Cynthia Parker, senior vice president at SNW, used a two-series financing mechanism, featuring both junior and senior bonds. This financing allowed the YWCA to purchase three buildings and add more than 200 units to its portfolio. It is the largest affordable housing purchase in Snohomish County. Other buyers were considering acquiring the properties for market-rate housing. The acquired properties are Victorian Woods, Somerset Village, and Wear to Live.
The $28 million bond deal closed last year and was recently recognized as The Bond Buyer deal of the year for the far west region.
A partnership was created with the YWCA and four Puget Sound housing authorities-Everett, King County, Seattle, and Snohomish County. This joint powers agreement was established in an effort to help making issuing bonds and buying affordable housing properties easier across the entire region, according to Parker.
On the senior series, the Everett Housing Authority issued the bonds. The $13.5 million bonds are repaid on a fixedrate basis and are backed by a pledge from Snohomish County's new contingent loan program, which can be used by other affordable housing developers.

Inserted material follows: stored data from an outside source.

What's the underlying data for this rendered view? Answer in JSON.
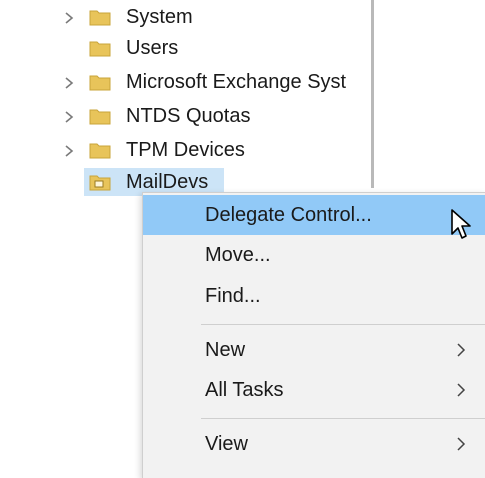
{
  "tree": {
    "items": [
      {
        "label": "System",
        "expandable": true,
        "selected": false
      },
      {
        "label": "Users",
        "expandable": false,
        "selected": false
      },
      {
        "label": "Microsoft Exchange Syst",
        "expandable": true,
        "selected": false
      },
      {
        "label": "NTDS Quotas",
        "expandable": true,
        "selected": false
      },
      {
        "label": "TPM Devices",
        "expandable": true,
        "selected": false
      },
      {
        "label": "MailDevs",
        "expandable": false,
        "selected": true
      }
    ]
  },
  "context_menu": {
    "items": [
      {
        "label": "Delegate Control...",
        "highlighted": true,
        "has_submenu": false
      },
      {
        "label": "Move...",
        "highlighted": false,
        "has_submenu": false
      },
      {
        "label": "Find...",
        "highlighted": false,
        "has_submenu": false
      },
      {
        "label": "New",
        "highlighted": false,
        "has_submenu": true
      },
      {
        "label": "All Tasks",
        "highlighted": false,
        "has_submenu": true
      },
      {
        "label": "View",
        "highlighted": false,
        "has_submenu": true
      }
    ]
  },
  "colors": {
    "folder": "#e8c45a",
    "selection": "#cce4f7",
    "menu_highlight": "#91c9f7",
    "menu_background": "#f2f2f2"
  },
  "icons": {
    "expander": "chevron-right-icon",
    "folder": "folder-icon",
    "ou_folder": "ou-folder-icon",
    "submenu": "submenu-arrow-icon",
    "cursor": "mouse-cursor-icon"
  }
}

The junior debt was designed to be more patient capital, according to Parker. This $15 million bond is set up as a residual receipt note over 12 years, so it is paid back only to the extent there is available cash flow. The King County Housing Authority was the issuer.
The junior bond is important because it gives the YWCA time to bring in low-income housing tax credit equity or other funds into the deal.
The two-series structure also provides the YWCA the certainty of a 30- year fixed rate on the senior permanent debt and flexible terms on the junior debt, said Parker.
"The benefit to us is it's getting us to scale more quickly than we could have," Sherbrooke said. "And, from a mission standpoint, we're housing families that need it."
Legal costs associated with the transaction were partially subsidized through Appleseed, a national nonprofit association of attorneys. Local law firms Foster Pepper, PLLC; Davis Wright Tremaine, LLP; and Kantor Taylor McCarthy, P.C., provided their services.